In summary, while Model 4 delivered the best performance with the highest test accuracy, it still faced challenges with a high loss percentage.


### Data Preprocessing

* What variable(s) are the target(s) for your model?

  * The target variable for each model was the IS_SUCCESSFUL column. The primary objective is to predict which applicants are likely to succeed. To achieve this, all other features in the dataset are utilized to build a predictive model.

* What variable(s) are the features for your model?
  * The available features for are: EIN, NAME, APPLICATION_TYPE, AFFILIATION, CLASSIFICATION, USE_CASE, ORGANIZATION, STATUS, INCOME_AMT, SPECIAL_CONSIDERATIONS, and ASK_AMT.

* What variable(s) should be removed from the input data because they are neither targets nor features?
  * In the initial model, I excluded the EIN and NAME columns as instructed. However, during the first optimization attempt, I decided to reintroduce the NAME column. This was done to address potential bias that could arise from certain organizations appearing multiple times in the dataset.


### Compiling, Training, and Evaluating the Model

* How many neurons, layers, and activation functions did you select for your neural network model, and why?

  * In the first model, I implemented two hidden layers, each containing 100 neurons, with ReLU activation. For the output layer, I applied the Sigmoid activation function. I selected ReLU because, upon examining the data, I noticed its non-linear characteristics, making it a logical choice for the activation function to begin with.

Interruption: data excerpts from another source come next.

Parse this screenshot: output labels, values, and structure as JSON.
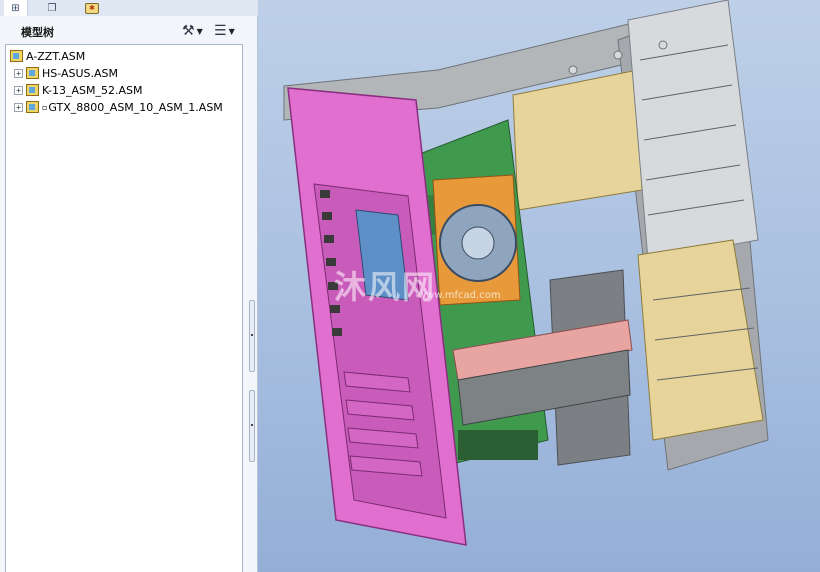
{
  "tabs": [
    {
      "icon": "model-tree-icon"
    },
    {
      "icon": "folder-browser-icon"
    },
    {
      "icon": "favorites-icon"
    }
  ],
  "model_tree": {
    "title": "模型树",
    "settings_icon": "settings-icon",
    "show_icon": "show-icon",
    "root": "A-ZZT.ASM",
    "items": [
      {
        "label": "HS-ASUS.ASM"
      },
      {
        "label": "K-13_ASM_52.ASM"
      },
      {
        "label": "GTX_8800_ASM_10_ASM_1.ASM"
      }
    ]
  },
  "viewport": {
    "watermark": "沐风网",
    "watermark_sub": "www.mfcad.com"
  },
  "colors": {
    "viewport_top": "#bed0e8",
    "viewport_bottom": "#94aed6",
    "case_frame_pink": "#e06fcf",
    "case_body_gray": "#a5a9ad",
    "drive_bay_tan": "#e7d49a",
    "motherboard_green": "#3f9a4e",
    "gpu_pink": "#e8a4a0",
    "cpu_cooler_orange": "#e89a3b"
  }
}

![image.png](attachment:image.png)


  * In the second model, I switched to LeakyReLU activation after observing that ReLU wasn't effective. One key issue I noticed in the first model was that accuracy and loss remained nearly constant from the first epoch to the last, indicating that the model had essentially stopped learning. To address this, I used LeakyReLU, which helps keep neurons active and allows the model to continue learning. I also added a third hidden layer, with 100 neurons in each of the three layers, and used Sigmoid for the output activation.

![image-2.png](attachment:image-2.png)


  * In the third model, I experimented with Tanh activation, as it is another non-linear function that could potentially improve accuracy. At this point, I was trying different activations to see which might work best. I used 3 hidden layers with 50 neurons each, selecting 50 neurons to avoid the overfitting issue I encountered in the previous model.

![image-3.png](attachment:image-3.png)


  * In the fourth and final model, I used auto-optimization to identify the best model and hyperparameters, aiming for an accuracy above 75%. The model consists of 3 layers, with the first layer having 2 neurons, followed by layers containing 9, 7, 1, 5, 3 and 3 neurons respectively. Sigmoid activation was applied consistently throughout the model.

![image-4.png](attachment:image-4.png)


* Were you able to achieve the target model performance?

  * I successfully met the target performance of 75% accuracy or higher in all of my attempts, including the initial model and the three optimization iterations, with the third optimization being particularly successful.
  

* What steps did you take in your attempts to increase model performance?

  * In my first optimization, I introduced a third hidden layer and switched from ReLU to the LeakyReLU activation function, replacing the one used in the initial attempt.